Raptor Comply API keys carry api_user-level permissions. Understand what data you can access, how keys are scoped, and what operations are available.
Every API key in Raptor Comply carries api_user role-level access, scoped to a single organization. This role is purpose-built for integrations: it gives you broad read access to your infrastructure data and full CRUD access to cyber assets, while keeping administrative and user-management operations restricted to humans with elevated roles inside the application. Before you start building, understand exactly what your key can and cannot do.

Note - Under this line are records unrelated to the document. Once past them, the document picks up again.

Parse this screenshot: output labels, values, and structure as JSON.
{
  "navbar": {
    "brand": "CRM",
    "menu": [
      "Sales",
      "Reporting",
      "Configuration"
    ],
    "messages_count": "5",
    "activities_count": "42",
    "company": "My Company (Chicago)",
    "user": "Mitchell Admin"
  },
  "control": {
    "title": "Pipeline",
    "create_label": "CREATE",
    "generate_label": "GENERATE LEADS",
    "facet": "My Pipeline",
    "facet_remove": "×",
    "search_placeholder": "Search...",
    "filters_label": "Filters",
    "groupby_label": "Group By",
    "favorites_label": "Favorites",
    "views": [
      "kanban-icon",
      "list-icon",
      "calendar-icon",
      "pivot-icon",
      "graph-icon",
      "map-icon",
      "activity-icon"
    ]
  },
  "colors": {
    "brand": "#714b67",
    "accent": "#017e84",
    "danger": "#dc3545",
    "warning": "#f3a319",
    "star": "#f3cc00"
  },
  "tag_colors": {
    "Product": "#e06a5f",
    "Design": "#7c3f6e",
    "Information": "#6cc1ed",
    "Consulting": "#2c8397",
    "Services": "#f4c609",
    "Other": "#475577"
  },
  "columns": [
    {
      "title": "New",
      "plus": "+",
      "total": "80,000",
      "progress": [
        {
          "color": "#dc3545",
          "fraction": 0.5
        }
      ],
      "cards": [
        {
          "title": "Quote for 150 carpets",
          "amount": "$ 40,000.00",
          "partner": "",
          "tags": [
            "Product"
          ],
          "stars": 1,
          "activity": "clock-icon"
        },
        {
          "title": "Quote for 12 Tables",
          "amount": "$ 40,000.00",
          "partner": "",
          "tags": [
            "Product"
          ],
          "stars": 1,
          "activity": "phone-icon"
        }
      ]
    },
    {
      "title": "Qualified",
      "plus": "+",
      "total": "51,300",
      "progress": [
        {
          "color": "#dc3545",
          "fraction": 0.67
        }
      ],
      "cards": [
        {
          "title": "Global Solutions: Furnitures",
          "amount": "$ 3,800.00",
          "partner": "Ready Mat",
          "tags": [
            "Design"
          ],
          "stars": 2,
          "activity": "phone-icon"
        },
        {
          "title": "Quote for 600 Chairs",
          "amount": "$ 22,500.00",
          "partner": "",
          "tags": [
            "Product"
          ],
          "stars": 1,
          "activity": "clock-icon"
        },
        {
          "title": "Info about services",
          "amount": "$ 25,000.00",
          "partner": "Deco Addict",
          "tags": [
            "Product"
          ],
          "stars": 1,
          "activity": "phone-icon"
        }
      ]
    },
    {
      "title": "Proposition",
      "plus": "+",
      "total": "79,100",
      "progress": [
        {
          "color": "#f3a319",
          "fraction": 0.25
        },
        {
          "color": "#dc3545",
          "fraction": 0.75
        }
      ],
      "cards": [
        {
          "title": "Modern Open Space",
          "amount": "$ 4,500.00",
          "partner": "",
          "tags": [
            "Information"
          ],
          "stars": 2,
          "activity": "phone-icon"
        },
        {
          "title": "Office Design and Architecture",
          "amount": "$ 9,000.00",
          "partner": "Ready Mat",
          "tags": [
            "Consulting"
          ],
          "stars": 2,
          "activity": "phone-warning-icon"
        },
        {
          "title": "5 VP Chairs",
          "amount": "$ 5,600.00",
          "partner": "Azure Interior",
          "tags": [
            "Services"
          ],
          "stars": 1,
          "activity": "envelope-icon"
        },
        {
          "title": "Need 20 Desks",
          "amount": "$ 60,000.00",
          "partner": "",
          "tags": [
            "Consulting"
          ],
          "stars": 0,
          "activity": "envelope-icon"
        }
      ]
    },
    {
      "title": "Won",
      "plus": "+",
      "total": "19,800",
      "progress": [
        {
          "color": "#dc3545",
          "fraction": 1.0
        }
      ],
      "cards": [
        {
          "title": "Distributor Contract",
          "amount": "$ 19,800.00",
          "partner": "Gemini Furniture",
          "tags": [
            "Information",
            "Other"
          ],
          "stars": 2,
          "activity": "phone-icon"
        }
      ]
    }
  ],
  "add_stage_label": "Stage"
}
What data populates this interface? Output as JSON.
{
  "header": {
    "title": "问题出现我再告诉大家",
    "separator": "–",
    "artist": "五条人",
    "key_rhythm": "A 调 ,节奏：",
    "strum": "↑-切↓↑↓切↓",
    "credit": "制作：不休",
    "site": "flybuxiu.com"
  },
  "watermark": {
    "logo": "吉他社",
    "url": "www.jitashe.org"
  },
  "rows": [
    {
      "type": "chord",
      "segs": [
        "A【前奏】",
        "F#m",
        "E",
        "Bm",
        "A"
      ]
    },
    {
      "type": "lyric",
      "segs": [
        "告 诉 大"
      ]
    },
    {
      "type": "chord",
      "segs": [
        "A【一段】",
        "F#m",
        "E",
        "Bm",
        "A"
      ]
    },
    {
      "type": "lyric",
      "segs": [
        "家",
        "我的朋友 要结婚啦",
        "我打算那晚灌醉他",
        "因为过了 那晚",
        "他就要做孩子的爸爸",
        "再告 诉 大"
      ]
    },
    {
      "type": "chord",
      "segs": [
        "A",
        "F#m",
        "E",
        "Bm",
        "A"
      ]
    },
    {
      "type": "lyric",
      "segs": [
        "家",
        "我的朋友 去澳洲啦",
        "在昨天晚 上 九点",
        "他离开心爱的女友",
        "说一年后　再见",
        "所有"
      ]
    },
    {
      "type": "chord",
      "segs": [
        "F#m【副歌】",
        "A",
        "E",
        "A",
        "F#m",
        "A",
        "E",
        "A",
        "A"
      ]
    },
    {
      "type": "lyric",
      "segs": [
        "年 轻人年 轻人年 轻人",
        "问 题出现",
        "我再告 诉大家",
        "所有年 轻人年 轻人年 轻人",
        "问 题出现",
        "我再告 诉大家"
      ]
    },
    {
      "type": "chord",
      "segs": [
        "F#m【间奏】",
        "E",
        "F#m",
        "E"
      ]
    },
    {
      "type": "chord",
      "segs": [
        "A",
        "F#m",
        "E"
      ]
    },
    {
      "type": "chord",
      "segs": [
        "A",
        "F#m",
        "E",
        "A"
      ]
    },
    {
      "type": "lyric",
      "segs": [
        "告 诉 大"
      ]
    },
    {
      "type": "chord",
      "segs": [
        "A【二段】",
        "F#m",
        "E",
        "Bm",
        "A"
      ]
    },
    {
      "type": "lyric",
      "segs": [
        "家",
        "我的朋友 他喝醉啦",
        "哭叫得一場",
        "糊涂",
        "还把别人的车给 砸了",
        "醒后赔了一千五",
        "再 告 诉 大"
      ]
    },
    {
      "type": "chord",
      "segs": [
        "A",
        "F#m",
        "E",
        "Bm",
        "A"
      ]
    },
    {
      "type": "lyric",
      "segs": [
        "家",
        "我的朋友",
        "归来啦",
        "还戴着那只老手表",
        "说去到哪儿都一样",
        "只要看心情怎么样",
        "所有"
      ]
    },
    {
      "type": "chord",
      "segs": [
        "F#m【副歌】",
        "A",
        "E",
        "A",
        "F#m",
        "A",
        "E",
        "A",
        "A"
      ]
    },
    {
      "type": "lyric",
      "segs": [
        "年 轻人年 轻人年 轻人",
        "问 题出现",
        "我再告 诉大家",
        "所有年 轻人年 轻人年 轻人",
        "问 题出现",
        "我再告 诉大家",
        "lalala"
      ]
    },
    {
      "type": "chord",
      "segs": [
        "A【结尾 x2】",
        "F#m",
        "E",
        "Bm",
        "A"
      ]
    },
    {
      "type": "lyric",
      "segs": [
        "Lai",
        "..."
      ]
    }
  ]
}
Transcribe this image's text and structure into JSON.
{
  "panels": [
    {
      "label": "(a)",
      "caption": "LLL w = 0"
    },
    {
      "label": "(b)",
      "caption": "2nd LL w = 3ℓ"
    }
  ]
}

Treat your API key like a password. Store it in an environment variable or a secrets manager. Never commit it to source code, configuration files checked into version control, or any other location where it could be inadvertently exposed. If a key is compromised, your organization admin must revoke it immediately.
What api_user can do
| Capability | Detail |
|---|
| Read all facilities | GET /facilities, GET /facilities/{id} |
| Read all control centers | GET /control-centers, GET /control-centers/{id} |
| Read all cyber systems | GET /cyber-systems, GET /cyber-systems/{id} |
| Full CRUD on cyber assets | GET, POST, PATCH, and DELETE on /cyber-assets and /cyber-assets/{id} |
| Access compliance data | Policy documents, evidence, tasks, and training endpoints are rolling out - see API Reference for current availability |
The read access to facilities, control centers, and cyber systems covers the full organization - you can retrieve every record in the tenant, not just a subset. This makes it straightforward to build sync jobs that mirror your Raptor Comply hierarchy into a CMDB or ITSM system.
What api_user cannot do
The api_user role is intentionally scoped to data operations. It does not grant access to administrative functions, including:
- Modifying organization settings or configuration
- Managing users (creating, updating, or deleting user accounts)
- Sending or canceling invitations
- Assigning or revoking roles
- Viewing or managing activity logs
- Performing any other operation restricted to the Organization Admin role
If your integration requires these capabilities, contact Raptor Comply support to discuss your use case.
API key scope
Each API key is tied to exactly one organization at the time it is generated. The key:
- Cannot be used to access any other tenant, regardless of which headers you pass
- Does not expire on a set schedule - keys remain valid until explicitly revoked by an admin
- Does not share a session with the admin who generated it - the key’s permissions are fixed at the
api_user role and are not affected by changes to that admin’s own account
Because keys do not auto-expire, treat them like long-lived credentials and include key rotation in your security policy. Raptor Comply recommends rotating API keys at least annually and immediately after any suspected exposure.
Generating and revoking keys
Only users with the Organization Admin role can generate and revoke API keys inside Raptor Comply.
To get a key:
- Ask your Organization Admin to generate a new API key in the Raptor Comply application.
- Have them share it with you through your organization’s standard secrets-handling process. Raptor Comply does not email keys.
- Store the key in an environment variable or secrets manager before you use it.
To revoke a key:
- The Organization Admin must explicitly revoke the key inside Raptor Comply.
- Generating a new key does not automatically revoke the previous one - both keys remain valid until the old one is manually revoked.
- After generating a replacement, update your integration to use the new key, then confirm the old key is revoked.
This means you can rotate keys with zero downtime: generate the new key, deploy the updated credential, verify it works, then revoke the old key.
Coming soon: granular access control
Today, all API keys carry the same api_user permission set. The /access-control endpoints - currently in development - will introduce finer-grained access control, allowing admins to restrict specific keys or users to subsets of facilities, cyber systems, or operations. When this feature is available, you will be able to model least-privilege access patterns directly in Raptor Comply rather than enforcing them solely in your integration layer.
See the API Reference for the current status of access control endpoints.